Alderman Anthony Beale, 9th Ward, longtime ridesharing opponent and chairman of the Committee on Transportation and Public Way, pushed the ordinance through committee, according to the Sun-Times. The move came despite the fact a surge-pricing study previously commissioned by the Transportation Committee has not yet concluded.

This is not the first time Beale has gone after ridesharing. In June 2016, Beale and other aldermen proposed a slew of similar regulations, which included city-overseen fingerprinting of drivers and vehicle checks and mandating that drivers obtain chauffeur’s licenses. Uber and Lyft protested the regulations and warned that if implemented, the rules would cause the ridesharing giants to leave Chicago.

In the end, after outcry from drivers and the public, the Chicago City Council passed a watered-down ordinance that required drivers to obtain special chauffeur’s licenses and post signs informing riders they can relay complaints to 311, and prohibited ridesharing drivers from operating cars older than 6 years, unless they submit their vehicles for semiannual testing.

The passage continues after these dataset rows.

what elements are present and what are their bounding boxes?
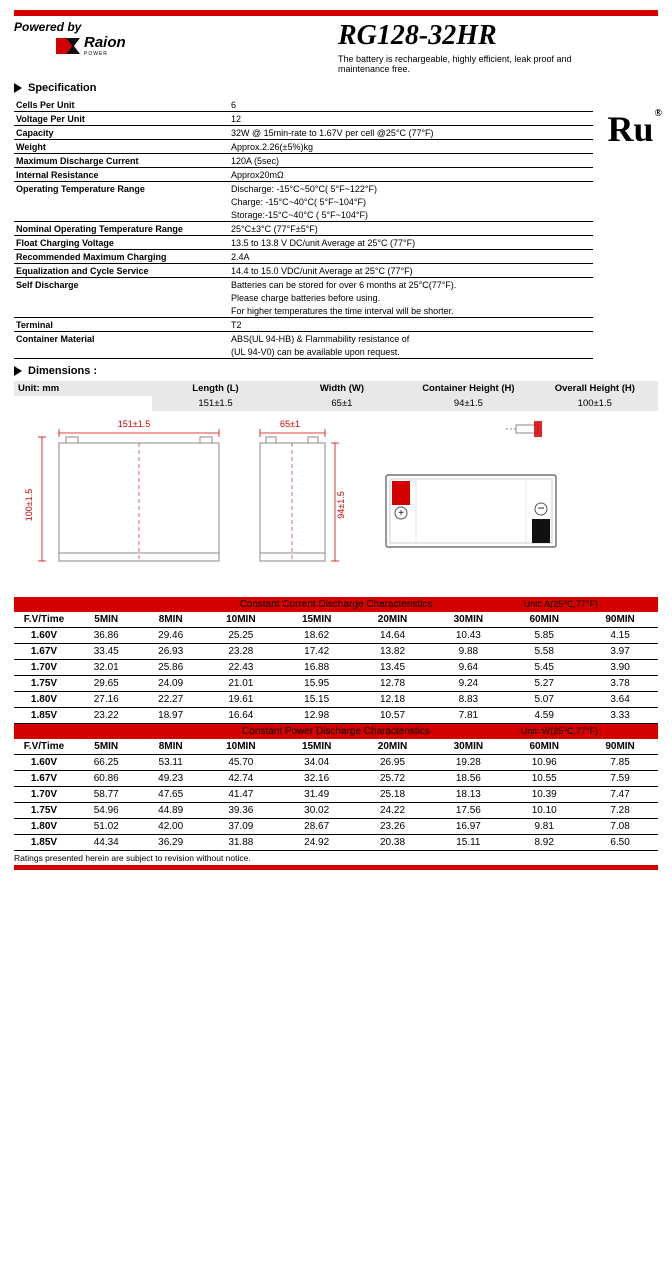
raion-logo-icon (54, 36, 82, 56)
spec-label: Float Charging Voltage (14, 236, 229, 250)
svg-text:+: + (398, 508, 404, 519)
spec-value: Storage:-15°C~40°C ( 5°F~104°F) (229, 208, 593, 222)
svg-text:−: − (537, 501, 544, 515)
spec-label (14, 345, 229, 359)
spec-value: Please charge batteries before using. (229, 291, 593, 304)
spec-value: 6 (229, 98, 593, 112)
spec-value: ABS(UL 94-HB) & Flammability resistance … (229, 332, 593, 346)
spec-label: Equalization and Cycle Service (14, 264, 229, 278)
spec-label (14, 291, 229, 304)
spec-value: T2 (229, 318, 593, 332)
spec-value: Approx.2.26(±5%)kg (229, 140, 593, 154)
discharge-table-power: F.V/Time5MIN8MIN10MIN15MIN20MIN30MIN60MI… (14, 739, 658, 851)
logo-subtext: POWER (84, 51, 126, 57)
logo-text: Raion (84, 34, 126, 51)
spec-title: Specification (28, 82, 96, 94)
spec-label: Container Material (14, 332, 229, 346)
title-block: RG128-32HR The battery is rechargeable, … (338, 20, 598, 74)
table1-title: Constant Current Discharge Characteristi… (240, 599, 433, 610)
table2-title: Constant Power Discharge Characteristics (242, 726, 430, 737)
spec-value: 12 (229, 112, 593, 126)
spec-label: Capacity (14, 126, 229, 140)
top-view-drawing: + − (366, 415, 576, 585)
spec-label: Terminal (14, 318, 229, 332)
svg-text:94±1.5: 94±1.5 (336, 491, 346, 518)
raion-logo: Raion POWER (54, 34, 126, 57)
table1-unit: Unit: A(25℃,77°F) (524, 599, 598, 610)
spec-label: Cells Per Unit (14, 98, 229, 112)
table2-title-bar: Constant Power Discharge Characteristics… (14, 724, 658, 739)
spec-table: Cells Per Unit6Voltage Per Unit12Capacit… (14, 98, 593, 359)
dimensions-value-row: 151±1.5 65±1 94±1.5 100±1.5 (14, 396, 658, 411)
dimension-drawings: 151±1.5 100±1.5 65±1 (14, 417, 658, 587)
spec-label (14, 304, 229, 318)
spec-label: Weight (14, 140, 229, 154)
ul-certification-mark: Ru® (603, 108, 658, 150)
svg-text:100±1.5: 100±1.5 (24, 489, 34, 521)
spec-value: Approx20mΩ (229, 168, 593, 182)
spec-value: 14.4 to 15.0 VDC/unit Average at 25°C (7… (229, 264, 593, 278)
header: Powered by Raion POWER RG128-32HR The ba… (14, 20, 658, 74)
front-view-drawing: 151±1.5 100±1.5 (14, 415, 234, 585)
model-number: RG128-32HR (338, 20, 598, 52)
powered-by-label: Powered by (14, 20, 126, 34)
table1-title-bar: Constant Current Discharge Characteristi… (14, 597, 658, 612)
top-red-bar (14, 10, 658, 16)
spec-value: 25°C±3°C (77°F±5°F) (229, 222, 593, 236)
spec-value: 120A (5sec) (229, 154, 593, 168)
dimensions-header-row: Unit: mm Length (L) Width (W) Container … (14, 381, 658, 396)
svg-text:151±1.5: 151±1.5 (118, 419, 150, 429)
spec-label: Self Discharge (14, 278, 229, 292)
spec-value: 32W @ 15min-rate to 1.67V per cell @25°C… (229, 126, 593, 140)
spec-label: Voltage Per Unit (14, 112, 229, 126)
spec-value: (UL 94-V0) can be available upon request… (229, 345, 593, 359)
dimensions-header: Dimensions : (14, 365, 658, 377)
spec-section-header: Specification (14, 82, 658, 94)
spec-value: For higher temperatures the time interva… (229, 304, 593, 318)
spec-label (14, 195, 229, 208)
triangle-icon (14, 83, 22, 93)
bottom-red-bar (14, 865, 658, 870)
spec-label: Nominal Operating Temperature Range (14, 222, 229, 236)
tagline: The battery is rechargeable, highly effi… (338, 54, 598, 74)
dimensions-title: Dimensions : (28, 365, 97, 377)
spec-value: 2.4A (229, 250, 593, 264)
spec-label (14, 208, 229, 222)
spec-value: 13.5 to 13.8 V DC/unit Average at 25°C (… (229, 236, 593, 250)
spec-label: Recommended Maximum Charging (14, 250, 229, 264)
spec-value: Charge: -15°C~40°C( 5°F~104°F) (229, 195, 593, 208)
side-view-drawing: 65±1 94±1.5 (240, 415, 360, 585)
spec-label: Operating Temperature Range (14, 182, 229, 196)
footnote: Ratings presented herein are subject to … (14, 853, 658, 863)
dim-unit: Unit: mm (14, 381, 152, 396)
svg-text:65±1: 65±1 (280, 419, 300, 429)
spec-label: Maximum Discharge Current (14, 154, 229, 168)
spec-label: Internal Resistance (14, 168, 229, 182)
table2-unit: Unit: W(25℃,77°F) (521, 726, 598, 737)
spec-value: Batteries can be stored for over 6 month… (229, 278, 593, 292)
discharge-table-current: F.V/Time5MIN8MIN10MIN15MIN20MIN30MIN60MI… (14, 612, 658, 724)
spec-value: Discharge: -15°C~50°C( 5°F~122°F) (229, 182, 593, 196)
triangle-icon (14, 366, 22, 376)
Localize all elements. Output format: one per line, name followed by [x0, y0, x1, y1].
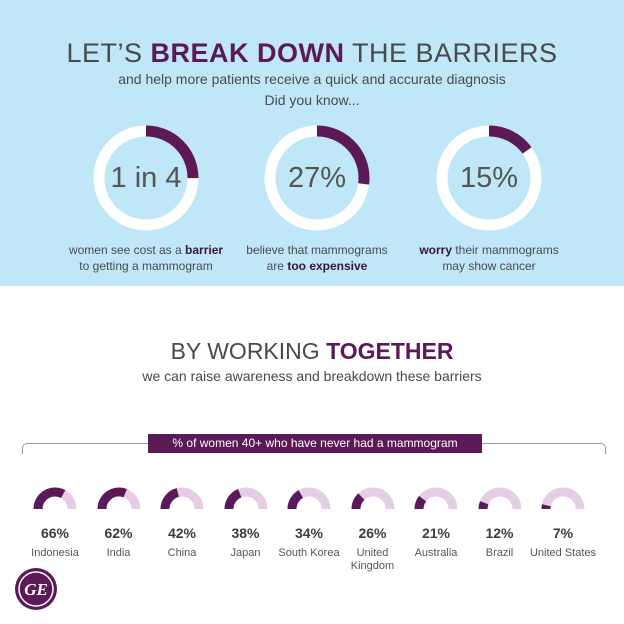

However, with this new proposal, Beale has dismissed the possibility that Uber and Lyft might leave the city, even daring Uber and Lyft to “walk away from billions of dollars,” the Sun-Times reported.

Beale cited as a reason for fast-tracking the ordinance an incident in August when Chicago L train and bus service was disrupted and resulted in ridesharing surge pricing, according to the Sun-Times.

The proposed ordinance would cap surge pricing at 150 percent above the average regular fare and require ridesharing drivers to provide photographs, submit to fingerprinting, and pay a processing fee. Uber and Lyft have claimed that such a move could have a disproportionate effect on minority drivers, according to the Sun-Times.

Beale has supported various restrictions on ridesharing, including extra taxes, training requirements for drivers, and even an outright, citywide ban. Beale has even joined Alderman Ed Burke, 14th Ward, in attempting to severely restrict self-driving cars, a key project of Uber and other ridesharing companies.

But Beale’s hostility to ridesharing may have something to do with his friendly relationship with the taxi industry. Beale has received thousands of dollars in campaign donations from pro-taxi groups such as the Illinois Transportation Trade Association Political Action Committee.

And with ridesharing services impinging on the business of traditional taxi companies, Beale’s proposed crackdown should not surprise anyone.